It’s a currency war, version 2.0. Between bitcoin and Libra, renamed Diem, the central bank wanted to maintain their monopoly. The ECB is working on the digital euro. Switzerland is advancing.
Imagine for a moment that you could have a direct euro account with the European Central Bank (ECB), maybe even with an interest rate? This digital euro or digital euro will be the final, safest form of currency, because it is stored at the source, with institutions that print banknotes and manage monetary policy. What happens to commercial banks where we all still have deposits? Are banks disappearing from the landscape?
We’re not there yet. But the ECB is indeed working on the creation of a digital euro. And he’s not the only one. From Sweden to China via Switzerland, we thought about it. The Swiss National Bank even announced Thursday that it had completed a feasibility study for such a currency in collaboration with the Bank for International Settlements (BIS), the “central bank”. However, the project called Helvetia did not concern the individual, at least initially.
The pandemic has further increased the appeal of digital payments, including contactless payments.
Undoubtedly, the first central banks to implement such a digital currency will enjoy a competitive advantage. Because let’s face it, central banks are also in competition with each other, their currencies are competing. The issuing institutions, however, have the same wish: they wish to maintain their monetary monopoly at all costs. This is why they are taking a dim view of the renewed interest in bitcoin. The latter, which presented itself as a bulwark against the overused central bank printing press, returned to woo with $ 20,000. Above all, it managed to attract large investors. Even well-known managers like Stanley Druckenmiller, Soros’ former right hand man, and Paul Tudor Jones have given up on this cryptocurrency siren. But bitcoin, which maintains a very speculative flavor, may not be the most dangerous asset in the eyes of issuing institutions. The one that has been criticized the most is Libra, the currency announced in 2019 by Facebook.. Because here we are potentially talking about nearly 3 billion potential users. The criticism came from regulators (concerns about financial system stability, risk of money laundering, etc.) so that the initial partners, Visa, PayPal and Mastercard, immediately left the ship.
This week, the Libra Association, which is piloting the project, announced a name change to “Diem.” The project, which brings together companies such as Spotify, Uber, Lyft, Iliad or Coinbase, has largely revised its ambitions downward, taking regulatory statements into account. Association is important immediately launched “stablecoins”, the currency associated with another asset, in this case the dollar.

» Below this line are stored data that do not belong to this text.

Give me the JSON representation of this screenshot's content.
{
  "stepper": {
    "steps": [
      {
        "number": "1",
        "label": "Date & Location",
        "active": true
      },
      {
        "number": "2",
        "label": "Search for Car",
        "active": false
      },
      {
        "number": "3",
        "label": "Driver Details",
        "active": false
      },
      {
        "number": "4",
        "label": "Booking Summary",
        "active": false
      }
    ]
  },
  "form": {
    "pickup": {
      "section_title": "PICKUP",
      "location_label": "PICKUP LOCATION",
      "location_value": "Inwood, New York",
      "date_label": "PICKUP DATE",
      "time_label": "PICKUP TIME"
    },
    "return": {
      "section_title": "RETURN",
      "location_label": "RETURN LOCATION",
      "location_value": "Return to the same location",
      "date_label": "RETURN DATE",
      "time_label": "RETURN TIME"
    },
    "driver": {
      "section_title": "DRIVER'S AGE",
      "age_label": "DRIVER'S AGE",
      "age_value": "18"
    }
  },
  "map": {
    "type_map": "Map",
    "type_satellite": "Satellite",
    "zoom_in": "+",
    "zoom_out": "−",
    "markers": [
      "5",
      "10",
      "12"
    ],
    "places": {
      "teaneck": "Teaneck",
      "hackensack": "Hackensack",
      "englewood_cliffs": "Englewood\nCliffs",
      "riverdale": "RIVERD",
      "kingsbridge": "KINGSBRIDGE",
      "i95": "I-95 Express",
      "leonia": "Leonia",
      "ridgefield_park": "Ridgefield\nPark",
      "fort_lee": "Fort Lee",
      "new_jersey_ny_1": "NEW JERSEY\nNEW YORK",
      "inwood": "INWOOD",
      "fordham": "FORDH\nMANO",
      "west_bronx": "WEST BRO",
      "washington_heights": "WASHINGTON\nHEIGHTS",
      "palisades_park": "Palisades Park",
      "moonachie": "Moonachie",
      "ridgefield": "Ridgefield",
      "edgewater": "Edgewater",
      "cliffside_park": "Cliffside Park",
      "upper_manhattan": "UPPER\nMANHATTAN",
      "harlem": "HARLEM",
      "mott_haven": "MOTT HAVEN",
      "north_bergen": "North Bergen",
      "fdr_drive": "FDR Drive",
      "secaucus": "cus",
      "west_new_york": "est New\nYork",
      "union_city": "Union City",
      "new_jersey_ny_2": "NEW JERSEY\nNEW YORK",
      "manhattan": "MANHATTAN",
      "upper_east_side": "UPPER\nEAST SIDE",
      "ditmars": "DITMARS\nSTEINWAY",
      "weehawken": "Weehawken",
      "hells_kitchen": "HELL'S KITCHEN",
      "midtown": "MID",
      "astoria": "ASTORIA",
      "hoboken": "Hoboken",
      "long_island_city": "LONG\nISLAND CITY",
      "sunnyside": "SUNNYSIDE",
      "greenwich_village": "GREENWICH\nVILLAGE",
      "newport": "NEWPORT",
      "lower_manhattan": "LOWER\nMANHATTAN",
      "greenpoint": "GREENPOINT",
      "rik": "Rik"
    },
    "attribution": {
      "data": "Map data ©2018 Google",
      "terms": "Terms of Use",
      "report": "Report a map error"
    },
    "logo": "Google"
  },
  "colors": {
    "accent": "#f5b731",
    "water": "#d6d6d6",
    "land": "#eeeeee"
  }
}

The pressure on the central bank will not abate. The pandemic has further increased the appeal of digital payments, including contactless payments, even though the figures show that residents still value their money. This is why on the part of the European Central Bank, Christine Lagarde and Fabio Panetta argue that the digital euro will exist alongside cash.
The ECB has not officially taken the decision to launch such a digital euro. In a report, it also highlights risks to financial stability. Because let’s imagine a new banking crisis like in 2008. Savers will soon abandon their traditional bank accounts to switch to digital euros (safer) with the ECB. Some kind of huge digital “bank run” capable of creating real chaos.
Hence, the questions remain numerous. Can the ECB go beyond the head of the bank and offer accounts to individuals? Should the amount of deposits in the ECB be limited? Should they have an interest rate? The answers to these questions will shape the financial landscape for decades to come.